Bij passieve immunisatie wordt er direct een antistof ingespoten ( een serum ).
Hierdoor wordt het lichaam beschermd tegen de gevolgen van een bepaalde ziekte.
Passieve immunisatie wordt toegepast als je niet kunt wachten totdat het lichaam zelf
antistoffen gaat maken.
Ik word ziek van mezelf
Aan de buitenkant van de cellen van weefsels en organen zitten bepaalde eiwitten (
antigenen ). Deze antigenen zijn erfelijk bepaald.
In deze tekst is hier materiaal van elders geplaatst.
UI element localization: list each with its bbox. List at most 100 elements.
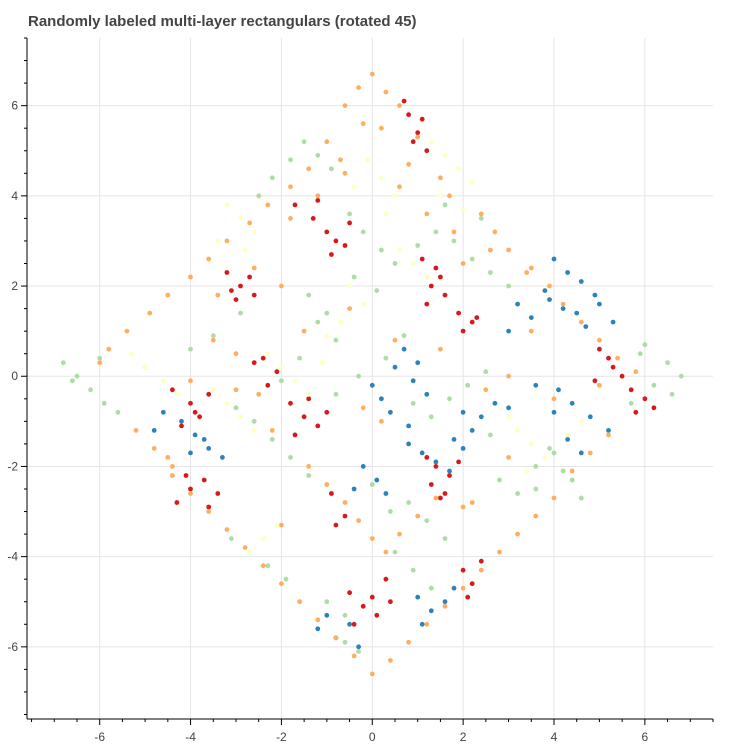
orange-point <box>460 585 466 591</box>
green-point <box>547 446 552 451</box>
yellow-point <box>265 351 271 357</box>
blue-point <box>410 378 416 384</box>
blue-point <box>578 279 584 284</box>
green-point <box>315 319 321 325</box>
red-point <box>610 364 616 370</box>
green-point <box>497 477 502 483</box>
blue-point <box>347 621 352 627</box>
red-point <box>215 491 221 496</box>
orange-point <box>324 139 330 145</box>
orange-point <box>342 103 348 108</box>
orange-point <box>488 247 493 253</box>
red-point <box>274 369 280 375</box>
orange-point <box>360 405 366 411</box>
yellow-point <box>142 364 148 370</box>
y-tick-label: -6 <box>7 640 18 654</box>
red-point <box>438 274 443 280</box>
red-point <box>233 297 239 302</box>
yellow-point <box>528 441 534 447</box>
blue-point <box>506 328 511 334</box>
blue-point <box>406 441 411 447</box>
blue-point <box>324 612 330 618</box>
red-point <box>315 423 321 429</box>
orange-point <box>597 382 602 388</box>
red-point <box>383 576 389 582</box>
red-point <box>179 423 184 429</box>
orange-point <box>224 238 230 244</box>
orange-point <box>397 531 402 537</box>
red-point <box>260 355 266 361</box>
orange-point <box>338 157 343 163</box>
green-point <box>342 639 348 645</box>
orange-point <box>438 175 443 181</box>
yellow-point <box>347 283 352 289</box>
red-point <box>251 292 257 298</box>
green-point <box>256 193 262 199</box>
green-point <box>70 378 75 384</box>
orange-point <box>269 428 275 433</box>
green-point <box>488 432 493 438</box>
red-point <box>424 148 430 154</box>
yellow-point <box>215 238 221 244</box>
blue-point <box>433 459 439 465</box>
blue-point <box>565 270 570 275</box>
yellow-point <box>338 319 343 325</box>
orange-point <box>442 603 448 609</box>
orange-point <box>492 229 498 235</box>
blue-point <box>419 621 425 627</box>
green-point <box>406 500 411 505</box>
red-point <box>424 301 430 307</box>
red-point <box>324 409 330 415</box>
green-point <box>515 491 520 496</box>
green-point <box>665 360 670 366</box>
red-point <box>633 409 639 415</box>
blue-point <box>606 428 611 433</box>
orange-point <box>133 428 139 433</box>
green-point <box>392 261 398 266</box>
orange-point <box>483 387 489 393</box>
orange-point <box>242 545 248 550</box>
red-point <box>619 373 625 379</box>
blue-point <box>188 450 193 456</box>
y-axis-ticks: -6 -4 -2 0 2 4 6 <box>7 37 27 715</box>
blue-point <box>587 414 593 420</box>
green-point <box>342 612 348 618</box>
red-point <box>460 567 466 573</box>
orange-point <box>397 103 402 108</box>
green-point <box>569 477 575 483</box>
red-point <box>301 414 307 420</box>
red-point <box>324 229 330 235</box>
orange-point <box>224 527 230 532</box>
red-point <box>628 387 634 393</box>
green-point <box>533 486 539 492</box>
blue-point <box>356 644 361 650</box>
blue-point <box>415 594 421 600</box>
red-point <box>247 274 253 280</box>
red-point <box>428 482 434 487</box>
blue-point <box>451 585 457 591</box>
orange-point <box>460 504 466 510</box>
yellow-point <box>438 193 443 199</box>
green-point <box>488 270 493 275</box>
orange-point <box>515 531 520 537</box>
orange-point <box>506 455 511 460</box>
red-point <box>442 491 448 496</box>
x-tick-label: 6 <box>642 730 649 744</box>
orange-point <box>147 310 153 316</box>
orange-point <box>406 161 411 167</box>
orange-point <box>547 283 552 289</box>
blue-point <box>597 301 602 307</box>
orange-point <box>233 387 239 393</box>
yellow-point <box>292 378 298 384</box>
orange-point <box>506 247 511 253</box>
orange-point <box>415 134 421 140</box>
yellow-point <box>160 378 166 384</box>
orange-point <box>469 500 475 505</box>
yellow-point <box>224 202 230 208</box>
green-point <box>333 391 339 397</box>
red-point <box>415 130 421 136</box>
yellow-point <box>174 391 180 397</box>
blue-point <box>560 306 566 311</box>
yellow-point <box>260 536 266 541</box>
green-point <box>233 405 239 411</box>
Zodra er cellen van weefsels of
organen met afwijkende antigenen in een ontvanger worden geplaatst, stoot het
lichaam van de ontvanger ze af. De antigenen worden als lichaamsvreemde stoffen
beschouwd en er worden antistoffen gemaakt.
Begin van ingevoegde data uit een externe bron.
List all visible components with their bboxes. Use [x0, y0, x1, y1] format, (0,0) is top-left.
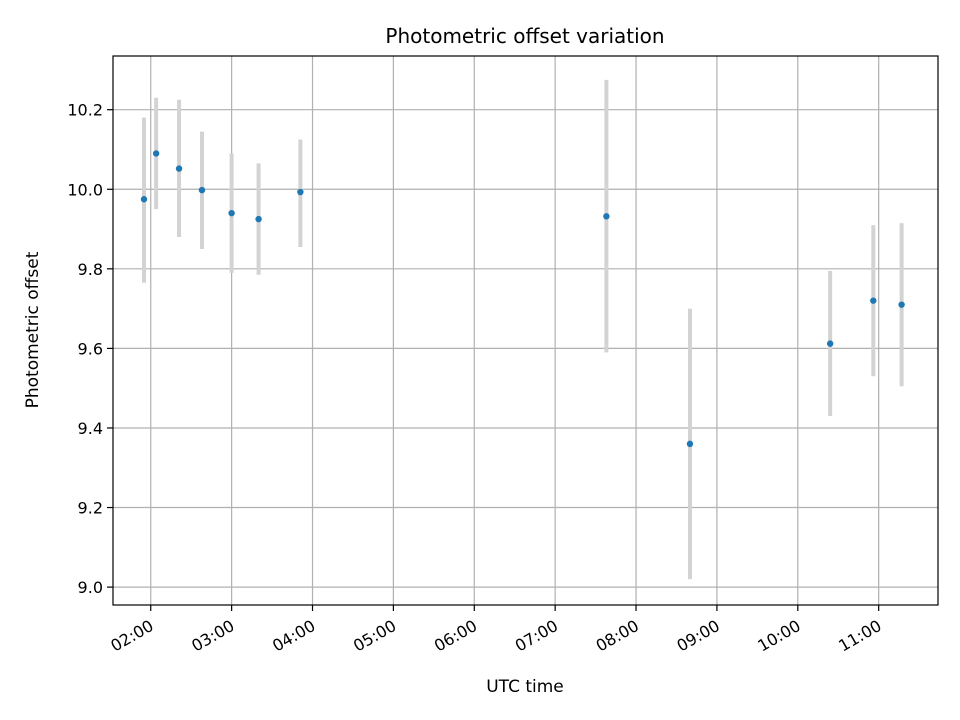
data-point [826, 340, 834, 347]
data-point [297, 188, 304, 196]
y-tick-label: 10.2 [67, 101, 103, 120]
grid-lines [113, 56, 938, 605]
data-point [228, 209, 235, 217]
data-points [140, 150, 905, 448]
data-point [603, 213, 610, 220]
y-tick-label: 9.6 [78, 339, 103, 358]
x-axis-label: UTC time [486, 677, 564, 697]
data-point [198, 186, 206, 194]
data-point [140, 196, 148, 203]
data-point [686, 440, 694, 448]
y-axis-ticks: 9.0 9.2 9.4 9.6 9.8 10.0 10.2 [67, 101, 113, 597]
plot-frame [112, 55, 939, 606]
chart-title: Photometric offset variation [385, 24, 664, 48]
data-point [175, 165, 183, 172]
y-tick-label: 10.0 [67, 180, 103, 199]
y-tick-label: 9.8 [78, 260, 103, 279]
y-tick-label: 9.4 [78, 419, 103, 438]
data-point [152, 150, 160, 157]
data-point [255, 215, 262, 223]
data-point [898, 301, 905, 308]
y-tick-label: 9.2 [78, 499, 103, 518]
data-point [870, 297, 877, 304]
y-tick-label: 9.0 [78, 578, 103, 597]
y-axis-label: Photometric offset [23, 251, 43, 408]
Soms kan je lichaam zomaar afstotingsverschijnselen vertonen, zonder dat er
lichaamsvreemde stoffen in je lichaam zijn. je lichaam gaat dan antistoffen vormen
tegen eigen cellen, weefsels of organen. Hier kun je ziek van worden. We spreken
dan van auto-immuunziekten. De meeste auto-immuunziekten zijn moeilijk te
genezen.
Bij een te hoog suikergehalte in je bloed, gaan de eilandjes van Langerhans (
alvleesklier ) insuline aanmaken om de suikerspiegel weer te verlagen. Bij mensen
met diabetes maken de eilandjes van Langerhans ( alvleesklier ) geen insuline meer
aan. Hierdoor stijgt het glucosegehalte in het bloed. Mensen met diabetes moeten de
rest van hun leven insuline inspuiten. Bij mensen met diabetes vernietigt het
afweersysteem de cellen die verantwoordelijk zijn voor de aanmaak van insuline.
Vitiligo is een huidaandoening, die zich uit met witte vlekken. Bij mensen met vitiligo
vernietigt het afweersysteem de pigmentcellen in de huid.
Inenten
Als een ziekteverwekker in je lichaam komt, gaat deze zich meteen delen en
vermeerderen. De ziekteverwekker maakt ook giftige afvalstoffen aan, waardoor je
ziek wordt.
Als je ziek bent, heb je vaak pijn en ben je erg moe. In je lichaam gebeurt er heel
veel. De witte bloedcellen gaan een nieuwe antistof tegen de ziekteverwekker
aanmaken en je knapt langzaam weer op. De witte bloedcellen onthouden welke
antistof ze tegen een bepaalde ziekteverwekker moet maken. Als je weer
geïnfecteerd wordt door dezelfde ziekteverwekker, maken de witte bloedcellen
meteen de juiste antistof aan. Je wordt dan niet meer ziek, je bent immuun voor de
ziekte geworden. Dit verschijnsel heet natuurlijke immuniteit.
Xenotransplantaties
In veel landen, waaronder Nederland, zijn er lange wachtlijsten voor organen die
getransplanteerd moeten worden. Om de wachtlijsten voor transplantatie te
verkorten, wordt er gekeken naar alternatieve manier:
-
Kunstorganen
Klonen
Beide opties hebben tot nu to niet veel succes gehad, een derde optie is
xenotransplantatie. Hierbij worden cellen, weefsels of organen van dieren in
mensen getransplanteerd. Het meest bruikbaar zijn delen van dieren die veel op
die van mensen lijken.
Bij een xenotransplantatie loop je wel tegen de volgende problemen aan:”
-
Het risico dat bepaalde ziektes die bij dieren voorkomen, overgebracht worden
op mensen.
De kans op afstoting is groot, dieren hebben een ander DNA dan mensen.
Een dierenorgaan gaat minder lang mee omdat dieren niet zo oud worden (
tien tot vijftien jaar ).
Het duurt erg lang voordat de organen van het dier op de juiste grootte zijn.